Person2: Or taking my nephews on adventures. We go to the Nature Center or one of my friends\’ farms
By matching the UserIDs in the chat log to the cl_users.txt database, I could find corresponding user entries with full names, e-mail addresses, and other details.
So, no, I am not persuaded by ESingle’s denials of breach and am calling for a fuller investigation of the alleged breach that may require bringing in an outside forensic team to investigate the situation.
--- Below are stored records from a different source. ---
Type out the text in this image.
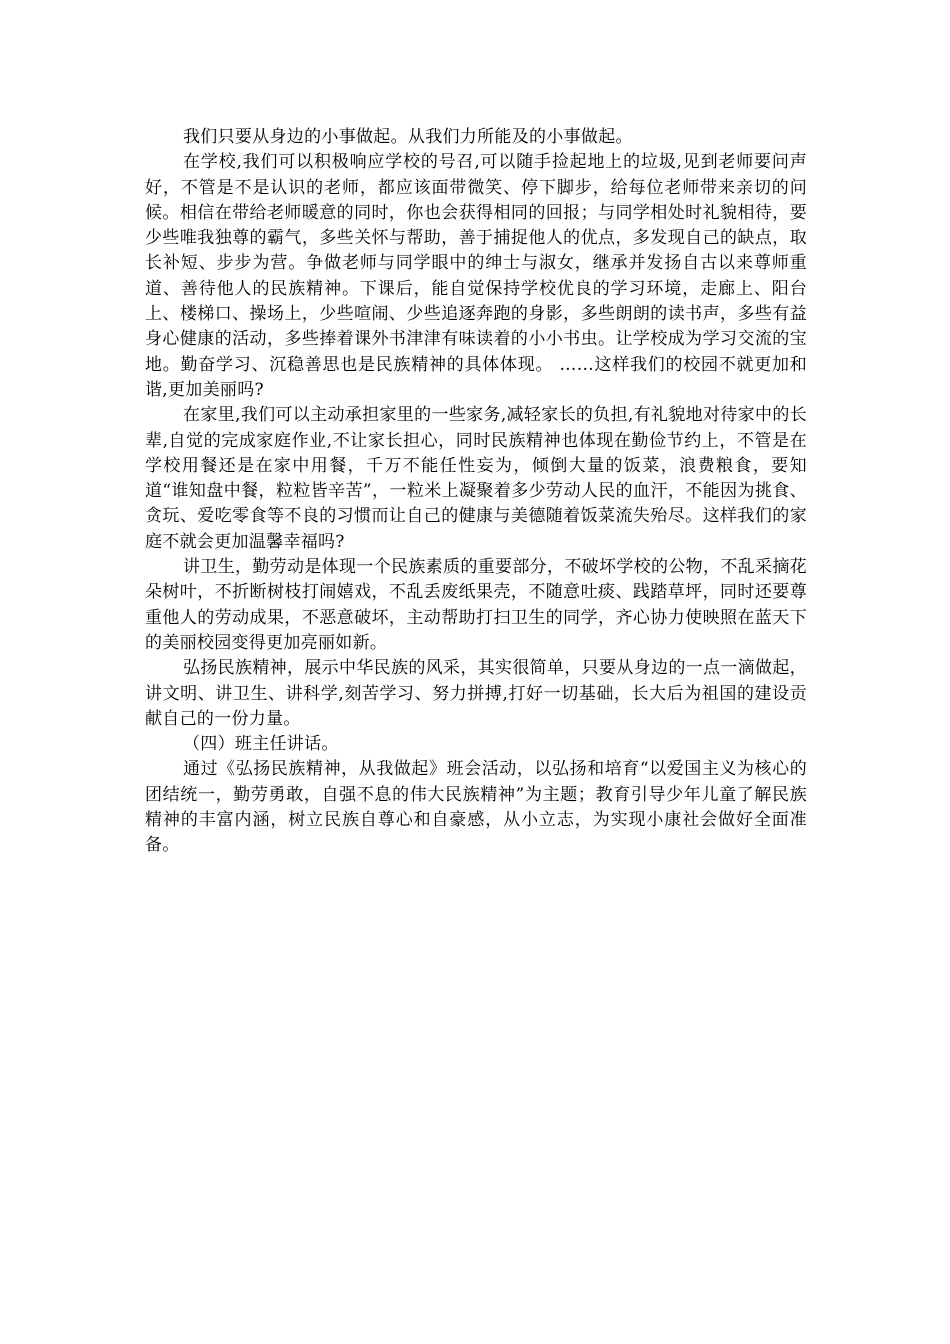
我们只要从身边的小事做起。从我们力所能及的小事做起。

在学校,我们可以积极响应学校的号召,可以随手捡起地上的垃圾,见到老师要问声好，不管是不是认识的老师，都应该面带微笑、停下脚步，给每位老师带来亲切的问候。相信在带给老师暖意的同时，你也会获得相同的回报；与同学相处时礼貌相待，要少些唯我独尊的霸气，多些关怀与帮助，善于捕捉他人的优点，多发现自己的缺点，取长补短、步步为营。争做老师与同学眼中的绅士与淑女，继承并发扬自古以来尊师重道、善待他人的民族精神。下课后，能自觉保持学校优良的学习环境，走廊上、阳台上、楼梯口、操场上，少些喧闹、少些追逐奔跑的身影，多些朗朗的读书声，多些有益身心健康的活动，多些捧着课外书津津有味读着的小小书虫。让学校成为学习交流的宝地。勤奋学习、沉稳善思也是民族精神的具体体现。 ……这样我们的校园不就更加和谐,更加美丽吗?

在家里,我们可以主动承担家里的一些家务,减轻家长的负担,有礼貌地对待家中的长辈,自觉的完成家庭作业,不让家长担心，同时民族精神也体现在勤俭节约上，不管是在学校用餐还是在家中用餐，千万不能任性妄为，倾倒大量的饭菜，浪费粮食，要知道“谁知盘中餐，粒粒皆辛苦”，一粒米上凝聚着多少劳动人民的血汗，不能因为挑食、贪玩、爱吃零食等不良的习惯而让自己的健康与美德随着饭菜流失殆尽。这样我们的家庭不就会更加温馨幸福吗?

讲卫生，勤劳动是体现一个民族素质的重要部分，不破坏学校的公物，不乱采摘花朵树叶，不折断树枝打闹嬉戏，不乱丢废纸果壳，不随意吐痰、践踏草坪，同时还要尊重他人的劳动成果，不恶意破坏，主动帮助打扫卫生的同学，齐心协力使映照在蓝天下的美丽校园变得更加亮丽如新。

弘扬民族精神，展示中华民族的风采，其实很简单，只要从身边的一点一滴做起，讲文明、讲卫生、讲科学,刻苦学习、努力拼搏,打好一切基础，长大后为祖国的建设贡献自己的一份力量。

（四）班主任讲话。

通过《弘扬民族精神，从我做起》班会活动，以弘扬和培育“以爱国主义为核心的团结统一，勤劳勇敢，自强不息的伟大民族精神”为主题；教育引导少年儿童了解民族精神的丰富内涵，树立民族自尊心和自豪感，从小立志，为实现小康社会做好全面准备。
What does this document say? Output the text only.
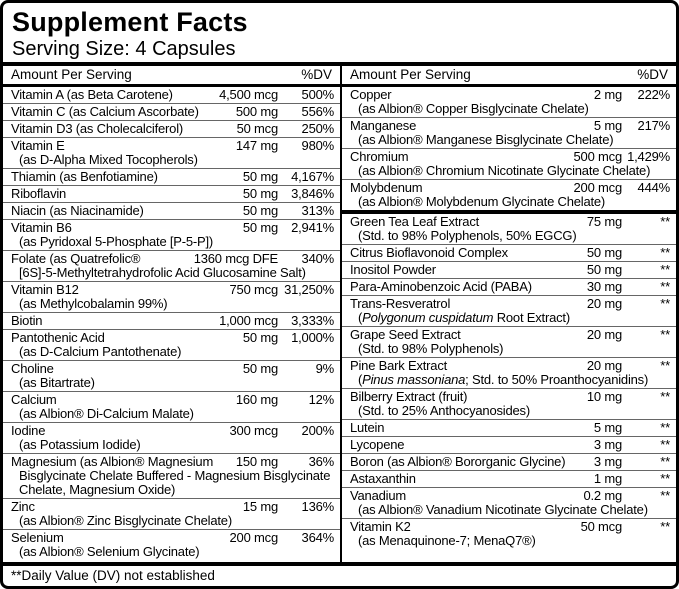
Supplement Facts
Serving Size: 4 Capsules
Amount Per Serving	%DV
Vitamin A (as Beta Carotene)	4,500 mcg	500%
Vitamin C (as Calcium Ascorbate)	500 mg	556%
Vitamin D3 (as Cholecalciferol)	50 mcg	250%
Vitamin E	147 mg	980%
(as D-Alpha Mixed Tocopherols)
Thiamin (as Benfotiamine)	50 mg	4,167%
Riboflavin	50 mg	3,846%
Niacin (as Niacinamide)	50 mg	313%
Vitamin B6	50 mg	2,941%
(as Pyridoxal 5-Phosphate [P-5-P])
Folate (as Quatrefolic®	1360 mcg DFE	340%
[6S]-5-Methyltetrahydrofolic Acid Glucosamine Salt)
Vitamin B12	750 mcg 31,250%
(as Methylcobalamin 99%)
Biotin	1,000 mcg	3,333%
Pantothenic Acid	50 mg	1,000%
(as D-Calcium Pantothenate)
Choline	50 mg	9%
(as Bitartrate)
Calcium	160 mg	12%
(as Albion® Di-Calcium Malate)
Iodine	300 mcg	200%
(as Potassium Iodide)
Magnesium (as Albion® Magnesium	150 mg	36%
Bisglycinate Chelate Buffered - Magnesium Bisglycinate Chelate, Magnesium Oxide)
Zinc	15 mg	136%
(as Albion® Zinc Bisglycinate Chelate)
Selenium	200 mcg	364%
(as Albion® Selenium Glycinate)
Amount Per Serving	%DV
Copper	2 mg	222%
(as Albion® Copper Bisglycinate Chelate)
Manganese	5 mg	217%
(as Albion® Manganese Bisglycinate Chelate)
Chromium	500 mcg 1,429%
(as Albion® Chromium Nicotinate Glycinate Chelate)
Molybdenum	200 mcg	444%
(as Albion® Molybdenum Glycinate Chelate)
Green Tea Leaf Extract	75 mg	**
(Std. to 98% Polyphenols, 50% EGCG)
Citrus Bioflavonoid Complex	50 mg	**
Inositol Powder	50 mg	**
Para-Aminobenzoic Acid (PABA)	30 mg	**
Trans-Resveratrol	20 mg	**
(Polygonum cuspidatum Root Extract)
Grape Seed Extract	20 mg	**
(Std. to 98% Polyphenols)
Pine Bark Extract	20 mg	**
(Pinus massoniana; Std. to 50% Proanthocyanidins)
Bilberry Extract (fruit)	10 mg	**
(Std. to 25% Anthocyanosides)
Lutein	5 mg	**
Lycopene	3 mg	**
Boron (as Albion® Bororganic Glycine)	3 mg	**
Astaxanthin	1 mg	**
Vanadium	0.2 mg	**
(as Albion® Vanadium Nicotinate Glycinate Chelate)
Vitamin K2	50 mcg	**
(as Menaquinone-7; MenaQ7®)
**Daily Value (DV) not established
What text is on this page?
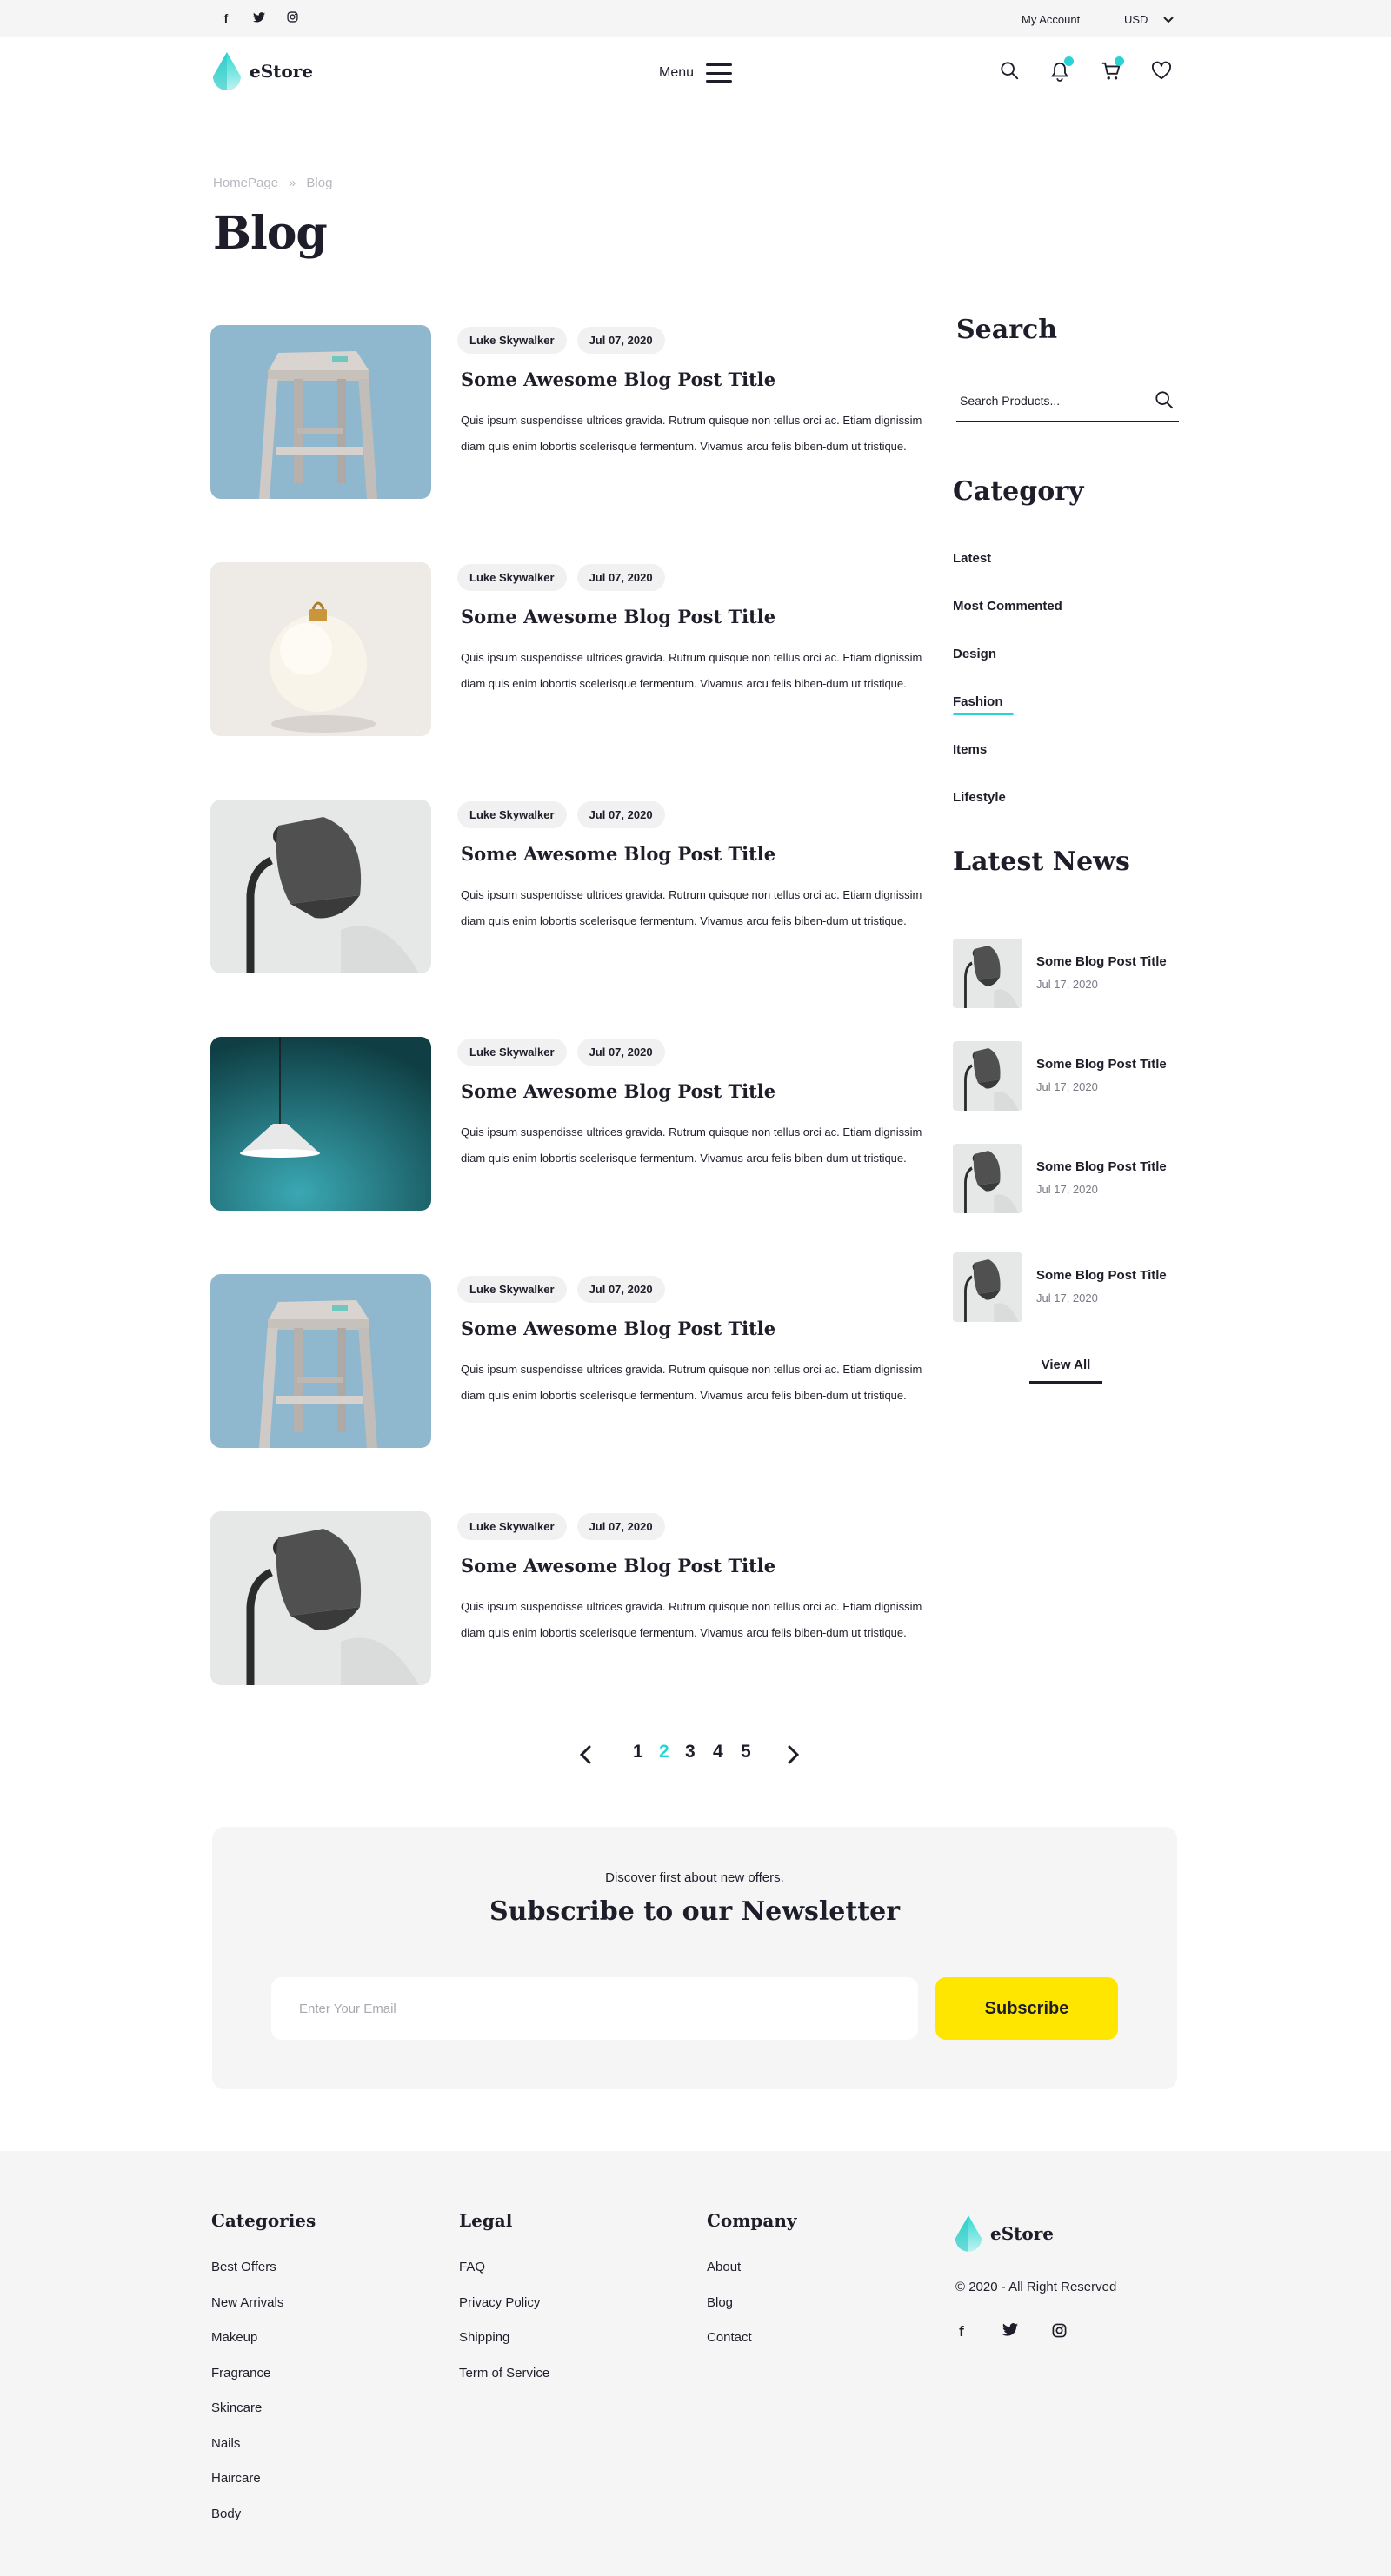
f	My Account	USD
eStore	Menu
HomePage » Blog
Blog
Luke Skywalker	Jul 07, 2020
Some Awesome Blog Post Title
Quis ipsum suspendisse ultrices gravida. Rutrum quisque non tellus orci ac. Etiam dignissim diam quis enim lobortis scelerisque fermentum. Vivamus arcu felis biben-dum ut tristique.
Luke Skywalker	Jul 07, 2020
Some Awesome Blog Post Title
Quis ipsum suspendisse ultrices gravida. Rutrum quisque non tellus orci ac. Etiam dignissim diam quis enim lobortis scelerisque fermentum. Vivamus arcu felis biben-dum ut tristique.
Luke Skywalker	Jul 07, 2020
Some Awesome Blog Post Title
Quis ipsum suspendisse ultrices gravida. Rutrum quisque non tellus orci ac. Etiam dignissim diam quis enim lobortis scelerisque fermentum. Vivamus arcu felis biben-dum ut tristique.
Luke Skywalker	Jul 07, 2020
Some Awesome Blog Post Title
Quis ipsum suspendisse ultrices gravida. Rutrum quisque non tellus orci ac. Etiam dignissim diam quis enim lobortis scelerisque fermentum. Vivamus arcu felis biben-dum ut tristique.
Luke Skywalker	Jul 07, 2020
Some Awesome Blog Post Title
Quis ipsum suspendisse ultrices gravida. Rutrum quisque non tellus orci ac. Etiam dignissim diam quis enim lobortis scelerisque fermentum. Vivamus arcu felis biben-dum ut tristique.
Luke Skywalker	Jul 07, 2020
Some Awesome Blog Post Title
Quis ipsum suspendisse ultrices gravida. Rutrum quisque non tellus orci ac. Etiam dignissim diam quis enim lobortis scelerisque fermentum. Vivamus arcu felis biben-dum ut tristique.
Search
Search Products...
Category
Latest
Most Commented
Design
Fashion
Items
Lifestyle
Latest News
Some Blog Post Title
Jul 17, 2020
Some Blog Post Title
Jul 17, 2020
Some Blog Post Title
Jul 17, 2020
Some Blog Post Title
Jul 17, 2020
View All
1 2 3 4 5
Discover first about new offers.
Subscribe to our Newsletter
Enter Your Email
Subscribe
Categories
Best Offers
New Arrivals
Makeup
Fragrance
Skincare
Nails
Haircare
Body
Legal
FAQ
Privacy Policy
Shipping
Term of Service
Company
About
Blog
Contact
eStore
© 2020 - All Right Reserved
f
And members of Congress who care about the military should be concerned as to whether soldiers’ private information has been dumped on the Internet. Our military puts their lives on the line for us. The least we can do is ensure the privacy of their online dating contacts is adequately protected or that they are notified if their data has been publicly dumped.
Note that the user in the left panel has a username of “lil_sexkitten69” and under her picture, she gives her name as Kasha.
Searching the cl_users.txt file – the one that ESingles claims is not their data – for “lil_sexkitten69” returns:
49863 lil_sexkitten69@[redacted] 2005-07-02 22:24:31 220.127.116.11 US United States Buffalo 2004-09-12 20:23:04 0000-00-00 00:00:00 2005-07-02 22:31:02 /esvon/pm.php Y 0000-00-00 00:00:00 lil_sexkitten69 Kasha [Last Name Redacted] 19 5 5 0000-00-00 00:00:00 0 guest 0 1a38b74ca39b2af7acea418d0c312358 0
Now look at the Members Online photo on the right. It depicts “sofortunateaf” from Germany, right?
Searching the cl_users.txt file for “sofortunateaf” returns:
146779 sofortunateaf@[redacted] 2010-10-07 09:18:48 18.104.22.168 DE Germany Kabel 2010-09-26 05:05:26 2010-12-26 06:26:38 0000-00-00 00:00:00 0000-00-00 00:00:00 sofortunateaf [First and Last Name Redacted] United States 0 5 5 5 0000-00-00 00:00:00 0 Mr. 0 guest 0 81363bcb7b38d296ad9fe3725e7cf3f7 1286468490
Both women’s hashed passwords were easy to decrypt.
So yes, I’m calling bullsh*t on ESingle’s claims that they weren’t hacked. If you think the data aren’t convincing, please tell me why.
In digging into this breach a bit more, I just discovered that MilitarySingles.com domain name is up for auction. According to one site, it was put up for auction on March 22nd, presumably a few days before the hack. Would the site name being associated with a major privacy breach have any impact on its sale price? I don’t know, and I don’t know if the attempt to sell the domain name is in any way influencing ESingle’s response to this incident. I certainly hope it isn’t.